In this paper, the ignition transient process is experimentally investigated on a staged partially premixed annular combustor. This work focuses on the impact of bulk velocity and equivalence ratio on light-round speed and characteristic of flame propagation during light-round process. The set-up consists of two concentric transparent torus quartz walls and it is equipped with an air-curtain anti-pollution reflector above the combustor tilts at a 45° angle from the vertical, which allows visualization of the flame from both the side and the top of the combustor. High-speed images of the spontaneous flame emission with 5 kHz from the top view and 10 kHz from the side view are recorded. Image edge detection technology is used to analyze the flame front and leading point dynamics. Radial and azimuthal oscillations of the leading point trajectory indicate that there are the wrinkled turbulent flame fronts. The large span of flame fragment azimuthal propagation is due to swirling air in the combustor. It is found that the light-round process can be decomposed into three different distinct phases according to the light-round speed.

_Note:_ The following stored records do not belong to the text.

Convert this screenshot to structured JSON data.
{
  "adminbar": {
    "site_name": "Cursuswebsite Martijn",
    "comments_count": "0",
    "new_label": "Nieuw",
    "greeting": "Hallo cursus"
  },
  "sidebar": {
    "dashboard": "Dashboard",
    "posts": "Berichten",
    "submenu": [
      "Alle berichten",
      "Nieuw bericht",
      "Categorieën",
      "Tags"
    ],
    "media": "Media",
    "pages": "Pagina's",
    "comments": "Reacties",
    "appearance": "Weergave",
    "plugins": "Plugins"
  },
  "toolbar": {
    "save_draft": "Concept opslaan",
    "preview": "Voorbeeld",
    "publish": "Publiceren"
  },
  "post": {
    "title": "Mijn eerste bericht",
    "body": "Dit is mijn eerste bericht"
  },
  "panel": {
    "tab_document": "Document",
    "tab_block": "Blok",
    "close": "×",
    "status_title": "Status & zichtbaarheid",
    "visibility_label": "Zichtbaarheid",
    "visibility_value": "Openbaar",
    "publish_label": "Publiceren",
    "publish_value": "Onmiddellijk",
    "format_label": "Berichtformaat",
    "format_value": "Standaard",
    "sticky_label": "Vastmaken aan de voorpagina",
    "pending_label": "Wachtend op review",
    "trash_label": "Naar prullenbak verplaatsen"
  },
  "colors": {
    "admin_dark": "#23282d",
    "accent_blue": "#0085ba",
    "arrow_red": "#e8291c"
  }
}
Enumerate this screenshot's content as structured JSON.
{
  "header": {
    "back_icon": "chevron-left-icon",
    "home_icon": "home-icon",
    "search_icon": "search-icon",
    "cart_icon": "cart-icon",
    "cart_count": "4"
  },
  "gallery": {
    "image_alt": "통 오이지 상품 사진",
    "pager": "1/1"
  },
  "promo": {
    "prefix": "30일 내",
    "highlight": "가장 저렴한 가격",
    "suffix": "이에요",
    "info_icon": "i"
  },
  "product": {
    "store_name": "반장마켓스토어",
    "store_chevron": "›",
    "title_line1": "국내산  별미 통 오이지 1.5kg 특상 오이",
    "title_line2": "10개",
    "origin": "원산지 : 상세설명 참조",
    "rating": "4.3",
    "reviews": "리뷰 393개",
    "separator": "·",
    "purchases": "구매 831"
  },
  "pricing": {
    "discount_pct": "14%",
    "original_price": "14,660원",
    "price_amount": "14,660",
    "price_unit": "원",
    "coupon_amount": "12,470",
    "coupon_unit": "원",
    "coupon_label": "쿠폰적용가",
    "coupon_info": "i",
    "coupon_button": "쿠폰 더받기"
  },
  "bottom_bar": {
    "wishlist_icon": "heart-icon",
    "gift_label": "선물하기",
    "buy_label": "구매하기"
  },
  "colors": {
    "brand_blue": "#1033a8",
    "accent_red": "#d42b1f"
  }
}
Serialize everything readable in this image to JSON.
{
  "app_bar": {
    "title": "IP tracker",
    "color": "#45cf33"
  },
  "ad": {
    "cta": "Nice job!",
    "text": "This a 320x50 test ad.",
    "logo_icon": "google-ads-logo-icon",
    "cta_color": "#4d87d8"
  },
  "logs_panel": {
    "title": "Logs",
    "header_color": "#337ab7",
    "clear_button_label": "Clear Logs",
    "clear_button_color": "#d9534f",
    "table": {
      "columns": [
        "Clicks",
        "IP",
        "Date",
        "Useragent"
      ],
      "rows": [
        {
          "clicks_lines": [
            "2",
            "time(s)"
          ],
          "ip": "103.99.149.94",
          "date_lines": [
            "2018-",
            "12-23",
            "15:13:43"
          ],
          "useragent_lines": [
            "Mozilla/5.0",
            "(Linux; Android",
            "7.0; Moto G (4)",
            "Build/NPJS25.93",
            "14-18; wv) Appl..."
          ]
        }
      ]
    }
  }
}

The figures of light-round time and speed against equivalence ratio illustrate that bulk velocity and equivalence ratio play a positive role in light-round process under certain conditions (stochastic zone, linear descent zone). It is also confirmed that the ignition process is significantly impacted by the spray characteristics. The results presented in this paper bring new insights into the ignition of realistic gas turbine with centrally-staged combustor.